2010 Georgia Code
TITLE 14 - CORPORATIONS, PARTNERSHIPS, AND ASSOCIATIONS
CHAPTER 2 - BUSINESS CORPORATIONS
ARTICLE 8 - DIRECTORS AND OFFICERS
PART 5 - INDEMNIFICATION
§ 14-2-857 - Indemnification of officers, employees, and agents
. Indemnification of officers, employees, and agents
(a) A corporation may indemnify and advance expenses under this part to an officer of the corporation who is a party to a proceeding because he or she is an officer of the corporation:
(1) To the same extent as a director; and
(2) If he or she is not a director, to such further extent as may be provided by the articles of incorporation, the bylaws, a resolution of the board of directors, or contract except for liability arising out of conduct that constitutes:
(A) Appropriation, in violation of his or her duties, of any business opportunity of the corporation;
(B) Acts or omissions which involve intentional misconduct or a knowing violation of law;
(C) The types of liability set forth in Code Section 14-2-832
(D) Receipt of an improper personal benefit.

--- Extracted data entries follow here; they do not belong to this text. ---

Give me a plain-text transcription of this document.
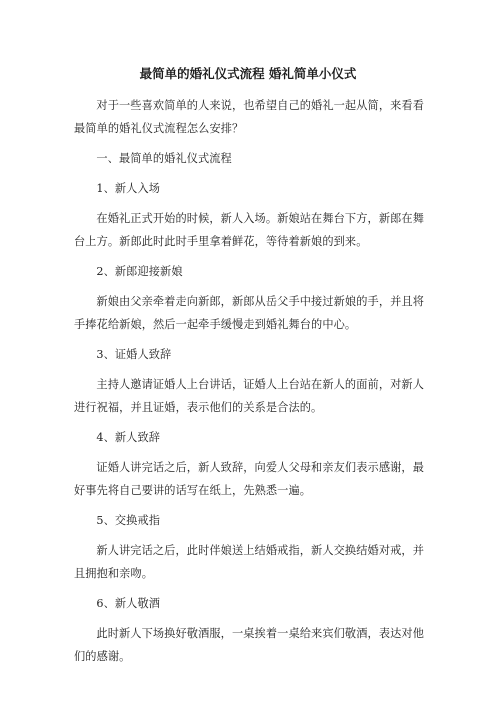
最简单的婚礼仪式流程 婚礼简单小仪式

对于一些喜欢简单的人来说，也希望自己的婚礼一起从简，来看看最简单的婚礼仪式流程怎么安排？

一、最简单的婚礼仪式流程

1、新人入场

在婚礼正式开始的时候，新人入场。新娘站在舞台下方，新郎在舞台上方。新郎此时此时手里拿着鲜花，等待着新娘的到来。

2、新郎迎接新娘

新娘由父亲牵着走向新郎，新郎从岳父手中接过新娘的手，并且将手捧花给新娘，然后一起牵手缓慢走到婚礼舞台的中心。

3、证婚人致辞

主持人邀请证婚人上台讲话，证婚人上台站在新人的面前，对新人进行祝福，并且证婚，表示他们的关系是合法的。

4、新人致辞

证婚人讲完话之后，新人致辞，向爱人父母和亲友们表示感谢，最好事先将自己要讲的话写在纸上，先熟悉一遍。

5、交换戒指

新人讲完话之后，此时伴娘送上结婚戒指，新人交换结婚对戒，并且拥抱和亲吻。

6、新人敬酒

此时新人下场换好敬酒服，一桌挨着一桌给来宾们敬酒，表达对他们的感谢。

(b) The provisions of paragraph (2) of subsection (a) of this Code section shall apply to an officer who is also a director if the sole basis on which he or she is made a party to the proceeding is an act or omission solely as an officer.
(c) An officer of a corporation who is not a director is entitled to mandatory indemnification under Code Section 14-2-852
, and may apply to a court under Code Section 14-2-854
for indemnification or advances for expenses, in each case to the same extent to which a director may be entitled to indemnification or advances for expenses under those provisions.
(d) A corporation may also indemnify and advance expenses to an employee or agent who is not a director to the extent, consistent with public policy, that may be provided by its articles of incorporation, bylaws, general or specific action of its board of directors, or contract.